The two-year project will be led by Dr Naomi Thompson, a lecturer in youth and community work at Goldsmiths, University of London, and Professor Chris Baker, the William Temple Professor of Religion and Public Life at Goldsmiths, and Director of the William Temple Foundation. They will work alongside an independent celebrant, Stephen Cheal.

This week, Dr Thompson said that the study would provide “some clear points of reflection for churches around how people are wanting to engage with religion and spirituality in funerals and what that means for how the Church might reconnect with the large proportion of the population who opt for celebrant-led funerals, rather than assuming their choice is for a non-religious or secular funeral.”

The first civil funeral ceremonies took place in the UK in 2002. Noting that “the majority of funerals in the UK are now undertaken by independent celebrants rather than by clergy”, the Goldsmiths team observes that “there is no consensus on what constitutes a civil ceremony, and no legal requirement as to how religious or secular a funeral ceremony should be.” In this, funerals differ from civil marriage ceremonies, which are not permitted to have any religious content.

Statistics for Mission, published by Church House for 2019 (before the Covid-19 pandemic), reports that C of E parishes were responsible for funerals for 37 per cent of deaths in 2009. The figure had fallen to 23 per cent in 2019.

The Goldsmiths team’s contention is that “an artificial divide has been created between secular and religious ceremonies: what a large section of the population wants and chooses for their own funeral or that of loved ones is often neither entirely religious nor entirely secular, but a blend of the two.” The study will “challenge narratives about secularisation in the UK and the supposed decline of religion in end-of-life rituals”.

Dr Thompson said that one aim was to help families to understand what was “allowed” or possible.

This week, Jeremy Pemberton, a former C of E hospital chaplain who worked for five years as an independent celebrant until last year, said that more than half (56 per cent) of the funerals that he took included some form of religious content.

“One of the things I would emphasise to all the families I met was that they are in control of the process, and that I am there as the servant of their wishes,” he said. “I have to say that I was scrupulously neutral when asking people if they wanted any religious content.
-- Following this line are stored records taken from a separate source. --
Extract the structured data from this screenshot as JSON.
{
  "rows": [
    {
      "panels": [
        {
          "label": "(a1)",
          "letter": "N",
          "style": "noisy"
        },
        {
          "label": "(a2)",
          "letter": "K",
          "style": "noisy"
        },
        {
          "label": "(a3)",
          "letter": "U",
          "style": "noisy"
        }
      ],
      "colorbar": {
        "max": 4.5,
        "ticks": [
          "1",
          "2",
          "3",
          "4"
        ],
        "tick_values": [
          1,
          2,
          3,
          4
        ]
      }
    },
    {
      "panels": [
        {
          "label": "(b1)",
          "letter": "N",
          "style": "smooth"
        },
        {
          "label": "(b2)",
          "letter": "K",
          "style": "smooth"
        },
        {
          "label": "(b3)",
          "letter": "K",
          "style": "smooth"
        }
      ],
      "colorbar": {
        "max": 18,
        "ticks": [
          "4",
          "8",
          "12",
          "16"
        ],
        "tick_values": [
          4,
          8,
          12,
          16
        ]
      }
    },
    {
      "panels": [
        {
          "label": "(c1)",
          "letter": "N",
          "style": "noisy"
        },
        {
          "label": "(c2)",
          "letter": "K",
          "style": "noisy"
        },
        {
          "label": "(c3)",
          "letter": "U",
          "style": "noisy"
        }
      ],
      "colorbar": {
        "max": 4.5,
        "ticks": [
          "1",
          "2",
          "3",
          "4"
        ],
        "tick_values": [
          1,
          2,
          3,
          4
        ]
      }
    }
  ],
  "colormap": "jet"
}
So they got no encouragement from me to include religious elements.”

He recalled: “At the very minimum, the religious content would be a moment at the committal to commend the person silently into God’s care and then to say together the Lord’s Prayer. . . Other things might be a prayer about the person composed by me, readings from the Bible, hymns, religious songs on their funeral playlist.”

Some people included such content “because they felt that other people coming to the funeral might not think it was a proper funeral without it”, he said. “Some wanted it because the deceased would have liked it. Some did it because they shared that interesting British ancestor worship which thinks that people go to join a version of the family sitting room somewhere in the sky — and I am not being disparaging about that, simply trying to describe what I observed.

“And some people wanted it because they had a vague spiritual sense that needed satisfying, and to have someone pray for someone else was, in those circumstances, the appropriate thing to do in their estimation.”

He had a word of caution for the Goldsmiths researchers: “I am not clear that religiousness around funerals — of which there is more than the decline in church funerals might suggest — maps at all on to people’s own religious affiliations, however loose. I am rather inclined to treat funerals as a special case, but that needs more thinking about, and I may be quite wrong.”

The new study has been funded by the Sir Halley Stewart Trust and the William Temple Foundation. The team will be working with the diocese of London as well as with bodies representing funeral directors and professional celebrants. The project will include a “content analysis” of 1000 funerals, and interviews with those in the industry. It will also look at the impact of the Covid-19 pandemic.